The textbook purchase, officials said, is part of a larger shift by the college to use of open educational resources — course materials that are available to students at no cost. As part of the shift, Walthers announced the launch of Zero Textbook Cost program, a three-year pilot that will allow students to complete an associate degree for transfer (ADT) in political science and liberal arts (either math and science or social and behavioral science) without purchasing a single textbook.
Supported by a $200,000 grant from the California Community College Chancellor's Office, Jessica Scarffe, the political science professor who agreed to direct the program, said more than 20 classes will adopt a Zero Textbook Cost format by fall 2018. The courses span a range of subjects and fulfill a variety of general education requirements.
"We know in our classrooms how many demands are placed on students' time," Scarffe said. "Every semester, I ask my students how many of them are working 20 hours or more a week — pretty much every hand in the room goes up."

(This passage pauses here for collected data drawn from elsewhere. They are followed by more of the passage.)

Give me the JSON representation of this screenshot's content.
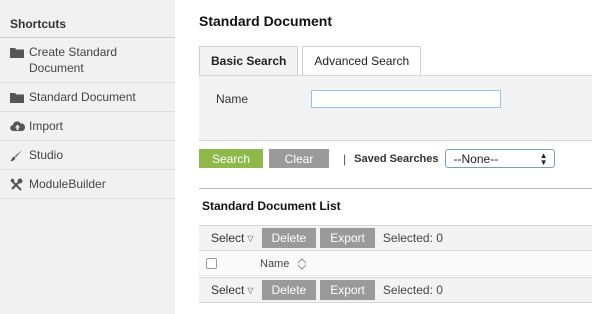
{
  "sidebar": {
    "title": "Shortcuts",
    "items": [
      {
        "label": "Create Standard Document",
        "icon": "folder-icon"
      },
      {
        "label": "Standard Document",
        "icon": "folder-icon"
      },
      {
        "label": "Import",
        "icon": "cloud-upload-icon"
      },
      {
        "label": "Studio",
        "icon": "brush-icon"
      },
      {
        "label": "ModuleBuilder",
        "icon": "tools-icon"
      }
    ]
  },
  "main": {
    "title": "Standard Document",
    "tabs": [
      {
        "label": "Basic Search",
        "active": true
      },
      {
        "label": "Advanced Search",
        "active": false
      }
    ],
    "search": {
      "name_label": "Name",
      "name_value": "",
      "search_button": "Search",
      "clear_button": "Clear",
      "separator": "|",
      "saved_searches_label": "Saved Searches",
      "saved_searches_value": "--None--"
    },
    "list": {
      "title": "Standard Document List",
      "select_label": "Select",
      "delete_button": "Delete",
      "export_button": "Export",
      "selected_text": "Selected: 0",
      "columns": [
        "Name"
      ],
      "rows": []
    }
  },
  "colors": {
    "sidebar_bg": "#f1f1f1",
    "search_button": "#8fb84a",
    "gray_button": "#9a9a9a",
    "input_border": "#9cc3dd"
  }
}
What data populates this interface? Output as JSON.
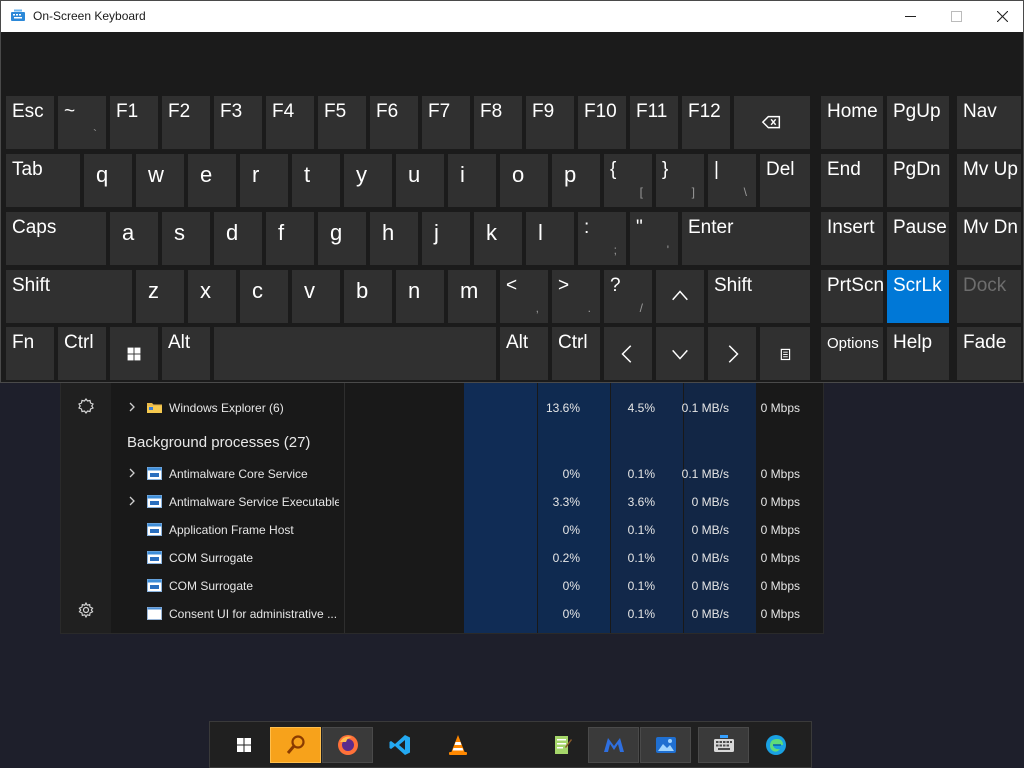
{
  "window": {
    "title": "On-Screen Keyboard",
    "controls": [
      "minimize",
      "maximize",
      "close"
    ]
  },
  "keyboard": {
    "rows": [
      [
        {
          "label": "Esc"
        },
        {
          "label": "~",
          "sub": "`"
        },
        {
          "label": "F1"
        },
        {
          "label": "F2"
        },
        {
          "label": "F3"
        },
        {
          "label": "F4"
        },
        {
          "label": "F5"
        },
        {
          "label": "F6"
        },
        {
          "label": "F7"
        },
        {
          "label": "F8"
        },
        {
          "label": "F9"
        },
        {
          "label": "F10"
        },
        {
          "label": "F11"
        },
        {
          "label": "F12"
        },
        {
          "label": "",
          "icon": "backspace-icon"
        }
      ],
      [
        {
          "label": "Tab"
        },
        {
          "label": "q"
        },
        {
          "label": "w"
        },
        {
          "label": "e"
        },
        {
          "label": "r"
        },
        {
          "label": "t"
        },
        {
          "label": "y"
        },
        {
          "label": "u"
        },
        {
          "label": "i"
        },
        {
          "label": "o"
        },
        {
          "label": "p"
        },
        {
          "label": "{",
          "sub": "["
        },
        {
          "label": "}",
          "sub": "]"
        },
        {
          "label": "|",
          "sub": "\\"
        },
        {
          "label": "Del"
        }
      ],
      [
        {
          "label": "Caps"
        },
        {
          "label": "a"
        },
        {
          "label": "s"
        },
        {
          "label": "d"
        },
        {
          "label": "f"
        },
        {
          "label": "g"
        },
        {
          "label": "h"
        },
        {
          "label": "j"
        },
        {
          "label": "k"
        },
        {
          "label": "l"
        },
        {
          "label": ":",
          "sub": ";"
        },
        {
          "label": "\"",
          "sub": "'"
        },
        {
          "label": "Enter"
        }
      ],
      [
        {
          "label": "Shift"
        },
        {
          "label": "z"
        },
        {
          "label": "x"
        },
        {
          "label": "c"
        },
        {
          "label": "v"
        },
        {
          "label": "b"
        },
        {
          "label": "n"
        },
        {
          "label": "m"
        },
        {
          "label": "<",
          "sub": ","
        },
        {
          "label": ">",
          "sub": "."
        },
        {
          "label": "?",
          "sub": "/"
        },
        {
          "label": "",
          "icon": "arrow-up-icon"
        },
        {
          "label": "Shift"
        }
      ],
      [
        {
          "label": "Fn"
        },
        {
          "label": "Ctrl"
        },
        {
          "label": "",
          "icon": "windows-logo-icon"
        },
        {
          "label": "Alt"
        },
        {
          "label": ""
        },
        {
          "label": "Alt"
        },
        {
          "label": "Ctrl"
        },
        {
          "label": "",
          "icon": "arrow-left-icon"
        },
        {
          "label": "",
          "icon": "arrow-down-icon"
        },
        {
          "label": "",
          "icon": "arrow-right-icon"
        },
        {
          "label": "",
          "icon": "context-menu-icon"
        }
      ]
    ],
    "nav_keys": [
      [
        {
          "label": "Home"
        },
        {
          "label": "PgUp"
        },
        {
          "label": "Nav"
        }
      ],
      [
        {
          "label": "End"
        },
        {
          "label": "PgDn"
        },
        {
          "label": "Mv Up"
        }
      ],
      [
        {
          "label": "Insert"
        },
        {
          "label": "Pause"
        },
        {
          "label": "Mv Dn"
        }
      ],
      [
        {
          "label": "PrtScn"
        },
        {
          "label": "ScrLk",
          "state": "active"
        },
        {
          "label": "Dock",
          "state": "disabled"
        }
      ],
      [
        {
          "label": "Options"
        },
        {
          "label": "Help"
        },
        {
          "label": "Fade"
        }
      ]
    ],
    "active_color": "#0078d7"
  },
  "task_manager": {
    "apps_rows": [
      {
        "name": "Windows Explorer (6)",
        "cpu": "13.6%",
        "memory": "4.5%",
        "disk": "0.1 MB/s",
        "network": "0 Mbps",
        "expandable": true,
        "icon": "folder-icon"
      }
    ],
    "group_label": "Background processes (27)",
    "background_rows": [
      {
        "name": "Antimalware Core Service",
        "cpu": "0%",
        "memory": "0.1%",
        "disk": "0.1 MB/s",
        "network": "0 Mbps",
        "expandable": true,
        "icon": "app-window-icon"
      },
      {
        "name": "Antimalware Service Executable",
        "cpu": "3.3%",
        "memory": "3.6%",
        "disk": "0 MB/s",
        "network": "0 Mbps",
        "expandable": true,
        "icon": "app-window-icon",
        "highlight": true
      },
      {
        "name": "Application Frame Host",
        "cpu": "0%",
        "memory": "0.1%",
        "disk": "0 MB/s",
        "network": "0 Mbps",
        "expandable": false,
        "icon": "app-window-icon"
      },
      {
        "name": "COM Surrogate",
        "cpu": "0.2%",
        "memory": "0.1%",
        "disk": "0 MB/s",
        "network": "0 Mbps",
        "expandable": false,
        "icon": "app-window-icon"
      },
      {
        "name": "COM Surrogate",
        "cpu": "0%",
        "memory": "0.1%",
        "disk": "0 MB/s",
        "network": "0 Mbps",
        "expandable": false,
        "icon": "app-window-icon"
      },
      {
        "name": "Consent UI for administrative ...",
        "cpu": "0%",
        "memory": "0.1%",
        "disk": "0 MB/s",
        "network": "0 Mbps",
        "expandable": false,
        "icon": "blank-window-icon"
      }
    ],
    "rail_icons": [
      "services-icon",
      "settings-gear-icon"
    ]
  },
  "taskbar": {
    "items": [
      {
        "name": "start-button",
        "icon": "windows-logo-icon"
      },
      {
        "name": "search-app",
        "icon": "magnifier-icon"
      },
      {
        "name": "firefox",
        "icon": "firefox-icon"
      },
      {
        "name": "vscode",
        "icon": "vscode-icon"
      },
      {
        "name": "vlc",
        "icon": "vlc-cone-icon"
      },
      {
        "name": "notepad-plus-plus",
        "icon": "notepad-icon"
      },
      {
        "name": "malwarebytes",
        "icon": "malwarebytes-icon"
      },
      {
        "name": "photos",
        "icon": "photos-icon"
      },
      {
        "name": "on-screen-keyboard",
        "icon": "keyboard-icon"
      },
      {
        "name": "edge",
        "icon": "edge-icon"
      }
    ]
  }
}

Second-year political science student Janet Cruz-Reyes said the new Zero Textbook Cost program will provide much-needed financial relief. Spending between $200 and $500 per semester on textbooks, Cruz-Reyes, who also serves as president of Hancock's associated student body government, had to take a second job just to scrape by.
"It's a huge relief," she said of the program. "When it comes to being a college student, you have to focus on your school but also need some time for yourself to relax or study. Instead of working two jobs, now I could maybe work one and have some time for myself."
Scarffe projects approximately 1,000 students will graduate through the Zero Textbook Cost program during its first three years. She estimates 40,000 zero-textbook courses will be completed during that time, with students saving between $4 million and $8 million.
"It's a lot — and somewhat ambitious — but we're optimistic of being able to do it," Scarffe said.